After Yale, Sotomayor joined the National Council of La Raza and
the board of the Puerto Rican Legal Defense Fund. Both promote race
and ethnic preferences, affirmative action and quotas for Hispanics.

But why should Puerto Ricans like Sotomayor, who were never
subjected to slavery or Jim Crow -- their island was liberated from
Spain in 1898 by the United States -- get racial or ethnic
preferences over Polish- or Portuguese-Americans?

What is the justification for this kind of discrimination?

Like Lani Guinier, the Clinton appointee rejected for reverse
racism, Sonia Sotomayor is a quota queen. She believes in, preaches
and practices race-based justice. Her burying the appeal of the
white New Haven firefighters, who were denied promotions they had
won in competitive exams, was a no-brainer for her.

In her world, equal justice takes a back seat to tribal justice.

Now, people often come out to vote for one of their own.
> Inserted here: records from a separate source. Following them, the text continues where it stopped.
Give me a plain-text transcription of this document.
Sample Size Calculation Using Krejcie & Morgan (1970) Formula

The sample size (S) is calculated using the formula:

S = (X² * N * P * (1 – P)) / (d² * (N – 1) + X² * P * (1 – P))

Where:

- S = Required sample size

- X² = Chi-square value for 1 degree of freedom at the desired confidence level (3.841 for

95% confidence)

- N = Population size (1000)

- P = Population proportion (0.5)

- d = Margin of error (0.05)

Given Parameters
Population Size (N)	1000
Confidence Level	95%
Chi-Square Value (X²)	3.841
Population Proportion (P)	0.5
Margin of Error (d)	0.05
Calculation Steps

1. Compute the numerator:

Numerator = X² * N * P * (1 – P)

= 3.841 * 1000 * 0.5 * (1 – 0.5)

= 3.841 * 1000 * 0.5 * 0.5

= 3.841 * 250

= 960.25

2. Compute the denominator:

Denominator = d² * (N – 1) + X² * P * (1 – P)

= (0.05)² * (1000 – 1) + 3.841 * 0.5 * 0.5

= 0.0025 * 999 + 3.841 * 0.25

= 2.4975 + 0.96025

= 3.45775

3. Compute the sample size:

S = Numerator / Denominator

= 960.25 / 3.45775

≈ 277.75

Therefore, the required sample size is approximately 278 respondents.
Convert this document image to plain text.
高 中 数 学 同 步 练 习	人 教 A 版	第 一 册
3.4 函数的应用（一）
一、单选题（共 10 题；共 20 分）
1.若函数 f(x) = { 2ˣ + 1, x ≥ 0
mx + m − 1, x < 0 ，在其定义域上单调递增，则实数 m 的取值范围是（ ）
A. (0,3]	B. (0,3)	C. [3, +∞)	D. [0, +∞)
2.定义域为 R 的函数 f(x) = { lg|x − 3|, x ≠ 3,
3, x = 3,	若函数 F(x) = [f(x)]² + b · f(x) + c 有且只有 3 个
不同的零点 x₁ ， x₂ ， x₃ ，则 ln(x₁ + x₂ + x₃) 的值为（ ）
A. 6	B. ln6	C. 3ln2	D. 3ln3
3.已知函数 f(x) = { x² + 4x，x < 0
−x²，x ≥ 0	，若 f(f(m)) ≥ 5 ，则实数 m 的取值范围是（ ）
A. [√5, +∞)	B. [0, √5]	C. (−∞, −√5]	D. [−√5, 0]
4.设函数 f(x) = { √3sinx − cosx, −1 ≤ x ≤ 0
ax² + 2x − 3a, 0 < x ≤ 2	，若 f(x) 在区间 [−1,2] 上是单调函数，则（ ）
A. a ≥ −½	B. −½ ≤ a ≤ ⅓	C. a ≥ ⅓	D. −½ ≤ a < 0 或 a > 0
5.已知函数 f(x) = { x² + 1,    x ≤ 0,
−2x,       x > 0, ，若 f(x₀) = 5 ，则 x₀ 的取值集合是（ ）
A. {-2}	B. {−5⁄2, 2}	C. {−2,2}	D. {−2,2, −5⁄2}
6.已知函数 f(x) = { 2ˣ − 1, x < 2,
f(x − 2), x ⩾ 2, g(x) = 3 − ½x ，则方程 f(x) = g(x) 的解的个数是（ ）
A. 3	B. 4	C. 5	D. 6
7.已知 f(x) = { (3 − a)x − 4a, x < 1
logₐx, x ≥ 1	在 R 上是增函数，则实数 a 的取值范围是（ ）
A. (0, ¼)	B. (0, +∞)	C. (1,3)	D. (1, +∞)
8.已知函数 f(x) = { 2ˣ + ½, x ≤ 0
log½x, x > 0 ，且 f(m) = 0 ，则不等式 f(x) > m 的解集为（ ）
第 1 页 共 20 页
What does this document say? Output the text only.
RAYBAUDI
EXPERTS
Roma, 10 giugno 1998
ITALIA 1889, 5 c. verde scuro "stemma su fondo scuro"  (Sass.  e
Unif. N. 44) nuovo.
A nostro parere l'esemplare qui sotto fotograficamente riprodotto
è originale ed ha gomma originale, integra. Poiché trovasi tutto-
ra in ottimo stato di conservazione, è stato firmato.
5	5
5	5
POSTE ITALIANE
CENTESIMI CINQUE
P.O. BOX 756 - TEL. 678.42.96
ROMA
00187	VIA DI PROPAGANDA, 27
Catholics
for JFK, evangelicals for Mike Huckabee, women for Hillary Clinton,
Mormons for Mitt Romney, Jews for Joe Lieberman and
African-Americans for Barack Obama. That is political reality and
an exercise of political freedom.

But tribal justice is un-American.

In the 1950s and 1960s, this country reached consensus that denying
black men and women the equal opportunity to advance and succeed
must come to an end. Discrimination based on race, color or
ethnicity, we agreed, was wrong.

Sotomayor, however, has an exception to the no-discrimination rule.
She believes in no discrimination, unless done to white males and
to benefit people like her.

How can any Republican senator vote to elevate to the Supreme Court
a judge who, all her life, has believed in, preached and practiced
race discrimination against white males, without endorsing the
Obama-Sotomayor view that diversity trumps equal justice, and
race-based justice should have its own seat on the high court?

Down the path Sotomayor would take us lies an America where
Hispanic justices rule for Hispanics, black judges rule for blacks
and white judges rule for white folks.

It is an America where who gets admitted to the best colleges and
universities is not decided on grades and academic excellence, but
on race and ethnicity, where advancement in jobs and careers
depends not on aptitude and ability, but on where your grandparents
came from.

On principle, Republicans cannot support Sonia Sotomayor.

And politically, if they do, why should the white working man and
woman ever vote Republican again, as it is they who are the
designated victims of the race-based justice of Sonia Sotomayor?

It was Richard Nixon who brought the white working class, North and
South, into his New Majority, when he increased the Republican
presidential vote from 43 percent in 1968 to 61 percent in 1972.
Ronald Reagan solidified this base.

But why should the white working and middle class stay with the
GOP? Its presidents exported their jobs to Mexico, China and Asia,
and threw open America's doors to tens of millions, legal and
illegal, from the Third World, who have swamped their cities and
towns. If the GOP will not end race-based affirmative action, which
threatens the futures of their children, why vote for the GOP?

Why should white folks vote for anyone who says, "We are against
race discrimination, unless it is discrimination against you"?

Obama would not have selected Sotomayor if he did not share her
convictions. And there is nothing in his writings or career to hint
at disagreement. Thus it comes down to the senators, especially the
Republicans. A vote for Sonia Sotomayor is a vote to affirm that
race-based justice deserves its own seat on the U.S. Supreme Court.

But if that happens, it will not only be the race consciousness of
Hispanics that will be on the rise in the good old U.S.A.